The city of Kampala spreads out over six or more green hills. Very nice and posh houses can be found, especially near the top of each of these hills, with large tiled rooves and sweeping views. My cousin lives in Muyenga which is on the top of one such hill, and as you progress down the hill, the poverty becomes more and more apparent. The area where Meeting Point’s main office and Learning Center is located is on a stretch of dirt road with shabby houses and goats, sheep, and even cattles wandering the streets. When I first saw the area, I was struck by the poverty I saw, such poverty has I had never seen before. And now, after my visit today, those same houses look not half bad afterall. As you progress just down the hill from the Learning Center towards the swamp that is formed by the channel of water that cuts into Kampala just over the railroad tracks, there is a distinct shift from orange tiled rooves to shanty tin rooves that perch on crumbling brick and mud houses—huts really.

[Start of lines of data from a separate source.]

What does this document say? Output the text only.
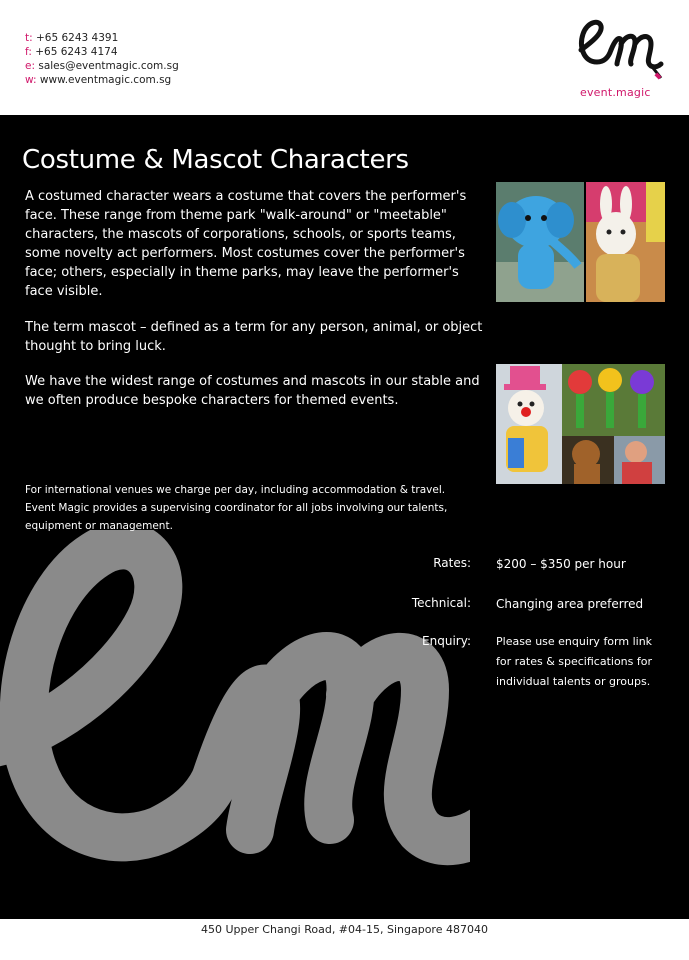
t: +65 6243 4391
f: +65 6243 4174
e: sales@eventmagic.com.sg
w: www.eventmagic.com.sg
event.magic
Costume & Mascot Characters

A costumed character wears a costume that covers the performer's face. These range from theme park "walk-around" or "meetable" characters, the mascots of corporations, schools, or sports teams, some novelty act performers. Most costumes cover the performer's face; others, especially in theme parks, may leave the performer's face visible.

The term mascot – defined as a term for any person, animal, or object thought to bring luck.

We have the widest range of costumes and mascots in our stable and we often produce bespoke characters for themed events.

For international venues we charge per day, including accommodation & travel.

Event Magic provides a supervising coordinator for all jobs involving our talents, equipment or management.

Rates: $200 – $350 per hour
Technical: Changing area preferred
Enquiry: Please use enquiry form link for rates & specifications for individual talents or groups.
450 Upper Changi Road, #04-15, Singapore 487040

Pasco (who probably had to endure some taunts for walking with a muzungu!) walked me through the tiny alley way and twisting caked dirt paths, over rivets of trickling purple-brown sludgy water, past rotting wood doors covered with filthy faded colored cloths, past the tiniest of children playing in the red dust. Each and every child and almost as many adults looked towards me as I walked with Pasco. Muzungu, hello, muzungu, how are you, muzungu, muzungu, muzungu was all I heard over and over again. The little children would crawl after me with their tiny palm outstretched, thinking that as a white person, I had money to give, Pasco explained. Never had I felt the eyes of so many upon me (except maybe the NYC marathon but then I was too delirious to appreciate it fully). The surprising thing is the tones in which it is said, somewhere along the lines of teasing, mocking, curiosity, and reverence depending on who is saying it, or often all of those at once! I felt like the oddest kind of celebrity, as (white) foreigners rarely if ever venture into these areas. I’m so used to living in New York City, where my cashier at Zabar’s would manage to ring up all my groceries and have me pay without so much as a greeting my way, where people rarely smile at each other as they hustle down the sidewalk, where real celebrities wander the streets relatively unbothered. Here in Uganda I must rewire my brain to handle all the attention shown my way. The little children on the walk home smile and giggle when I reply to their “Hello, how are you?”, they reach for my hand, they gaze up at me wide-eyed. In NYC I couldn’t have been less noticed, and here I couldn’t attract more attention if I tried.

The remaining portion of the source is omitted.